Ademais disso, convém salientar que quanto ao período anterior à vigência da Lei n.º 8.213/91, como se percebe da interpretação do § 2º do artigo 55 da lei de benefícios, o cômputo do tempo rural independe de carência mesmo para a obtenção de benefícios urbanos, havendo restrição apenas à contagem recíproca (art. 96, IV, da Lei n.º 8.213/91). Cumpre registrar, outrossim, que eventuais contribuições vertidas na condição de autônomo em parte do período de carência não têm, desde logo, o condão de descaracterizar a condição de segurado especial, desde que se possa inferir, do conjunto probatório dos autos, que as atividades exercidas tiveram caráter nitidamente complementar, o que, aliás, é costumeiro ocorrer entre os trabalhadores rurais, ante a sazonalidade de suas atividades.

Isso porque a lei de benefícios, em particular o artigo 11, nada refere neste sentido que possa obstaculizar o reconhecimento pretendido, desde que fique demonstrado que a subsistência e manutenção sempre dependeram, preponderantemente, da atividade agrícola exercida.

No caso concreto, pretende a autora, nascida em 29/12/1967, o reconhecimento de labor rural no período de 29/12/1979 a 29/12/1991.

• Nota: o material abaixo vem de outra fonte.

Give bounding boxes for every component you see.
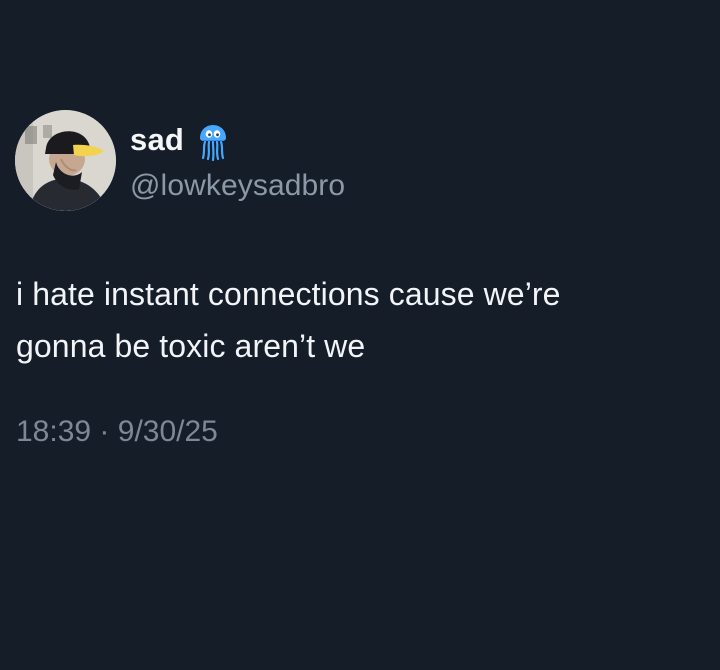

O INSS indeferiu o pedido administrativo formulado em 24/05/2020 (fl. 83 do PA).

Para efeito de comprovação do alegado na exordial, a autora trouxe aos autos cópia dos seguintes documentos:

Certidão de nascimento da autora, na qual consta que nasceu em Guarda dos Ferreros, Município de São Gotardo/MG, não há qualificação profissional dos genitores (fl. 17 do PA);

Notas fiscais de entrada em nome do genitor da autora,Ataide Faria de Oliveira, com datas de 10/04/1971, 11/03/1972, 30/05/1973, 29/05/1975, 15/05/1976, 09/06/1977, 18/02/1978, 06/05/1979, 01/05/1981, 02/01/1982, 11/11/1983, 17/12/1984, 30/04/1985 (fls. 19/46 do PA).

Referidos documentos constituem início razoável de prova material que denota ter a autora realmente desempenhado atividade campesina, no período de 1979 a 1985.

Impende ressaltar que, em seu depoimento pessoal, a parte autora afirmou que deixou o campo com 18 anos de idade, quando se mudou para a cidade.

O início de prova material foi corroborado pela prova testemunhal, tendo as testemunhas declarado, em síntese, que a autora trabalhou na lavoura, em regime de economia familiar. A primeira testemunha, Álvaro dos Anjos, alega ter morado em um sítio vizinho ao da autora de 1979 a 1989. Disse que no sítio do pai da autora cultivavam lavoura branca, para subsistência em regime de economia familiar, sem maquinário e nem empregados.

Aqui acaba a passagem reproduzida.